Torna a parlare il presidente iraniano Hassan Rohani per ribadire che l'Iran andrà "un
passo alla volta" verso l'accordo globale con l'Occidente sul suo
programma nucleare, senza abbandonare "mai" l'arricchimento dell'uranio.
Rohani ha fatto un bilancio dei primi cento giorni del suo governo e
parlato del significato dalla firma dell'accordo sul nucleare a Ginevra
con il gruppo dei 5+1 (Onu + Germania).
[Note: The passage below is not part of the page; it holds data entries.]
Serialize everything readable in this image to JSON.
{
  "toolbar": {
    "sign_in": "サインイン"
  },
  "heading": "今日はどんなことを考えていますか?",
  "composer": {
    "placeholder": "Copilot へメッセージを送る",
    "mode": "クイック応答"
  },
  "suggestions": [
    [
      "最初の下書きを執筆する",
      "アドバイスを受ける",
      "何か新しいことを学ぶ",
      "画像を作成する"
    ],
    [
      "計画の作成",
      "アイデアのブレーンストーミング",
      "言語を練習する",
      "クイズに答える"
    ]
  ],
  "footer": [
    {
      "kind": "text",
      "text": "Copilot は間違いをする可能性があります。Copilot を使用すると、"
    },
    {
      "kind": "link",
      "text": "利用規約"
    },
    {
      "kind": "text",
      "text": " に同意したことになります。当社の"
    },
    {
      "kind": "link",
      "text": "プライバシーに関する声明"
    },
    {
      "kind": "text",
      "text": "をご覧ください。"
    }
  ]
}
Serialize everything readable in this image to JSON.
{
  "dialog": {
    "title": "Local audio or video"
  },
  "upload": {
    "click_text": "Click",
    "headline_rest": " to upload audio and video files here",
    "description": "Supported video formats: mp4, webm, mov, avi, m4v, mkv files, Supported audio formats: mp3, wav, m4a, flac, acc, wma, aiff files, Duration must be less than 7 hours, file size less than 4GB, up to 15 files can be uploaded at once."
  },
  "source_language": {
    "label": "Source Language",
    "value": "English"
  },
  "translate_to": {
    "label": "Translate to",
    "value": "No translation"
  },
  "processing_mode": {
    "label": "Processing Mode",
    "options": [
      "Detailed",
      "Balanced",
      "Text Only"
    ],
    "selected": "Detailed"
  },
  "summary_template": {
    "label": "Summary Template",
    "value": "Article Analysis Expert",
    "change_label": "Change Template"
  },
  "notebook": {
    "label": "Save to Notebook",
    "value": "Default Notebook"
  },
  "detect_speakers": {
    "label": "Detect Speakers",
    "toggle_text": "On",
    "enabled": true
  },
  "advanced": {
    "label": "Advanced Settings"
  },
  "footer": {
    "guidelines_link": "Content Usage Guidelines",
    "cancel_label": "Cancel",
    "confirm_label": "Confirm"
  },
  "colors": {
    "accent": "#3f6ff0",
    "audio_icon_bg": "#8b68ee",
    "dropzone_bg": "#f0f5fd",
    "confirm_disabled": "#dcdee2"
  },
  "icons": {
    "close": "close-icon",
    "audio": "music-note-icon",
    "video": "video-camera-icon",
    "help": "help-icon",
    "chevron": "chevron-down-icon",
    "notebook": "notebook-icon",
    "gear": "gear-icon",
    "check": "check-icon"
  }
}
Rohani ha aggiunto che l'intesa è "un primo passo positivo", ma, ha aggiunto, "il viaggio è ancora lungo''.
"Alcuni
all'estero - ha detto in riferimento a Israele ed Arabia Saudita - non
volevano che questa questione fosse risolta e si potrebbe dire che c'è
chi, anche nel nostro paese, agisce in modo puerile (le forze politiche
più radicali)".
"Tutti sono felici - ha aggiunto - tranne i guerrafondai e quel
regime illegittimo e d'occupazione'', ha concluso alludendo ancora una
volta a Israele.
Rohani ha sottolineato che l'accordo ha
provocato un ''cambiamento di atmosfera'' in Iran, in evidente crisi
economica, e non ha mancato di rivolgere critiche al predecessore Mahmud Ajmadinejad.
"L'amministrazione
precedente ha guadagnato 600 miliardi di dollari tra petrolio e gas in
otto anni", ma è stato, ha detto, "il governo più ricco e più
indebitato della storia".
"In questi ultimi anni - ha ironizzato Rohani - abbiamo creato occupazione ... ma in Corea del sud e in Cina".
Nell'impossibilità di far rientrare gli introiti petroliferi a causa
delle sanzioni, Teheran ha barattato petrolio e gas con merci prodotte
dai suoi clienti asiatici.
Ieri era tornato a farsi sentire anche il grande manovratore della
politica iraniana, l'ex-presidente Akbar Hashemi Rafsanjani, con
un'intervista attraverso al Financial Times, per far sapere di essere
fiducioso che Iran e potenze mondiali del 5+1 - dopo quello semestrale -
troveranno con le trattative anche l'accordo definitivo sul programma
nucleare iraniano.
Trattative per le quali c'è già una ''finestra'' entro la
quale dovrebbe svolgersi il primo incontro: fra il 22 dicembre ed il 5
gennaio, come ha anticipato il ministro degli esteri e capo-negoziatore
per il nucleare, Mohammad Javad Zarif.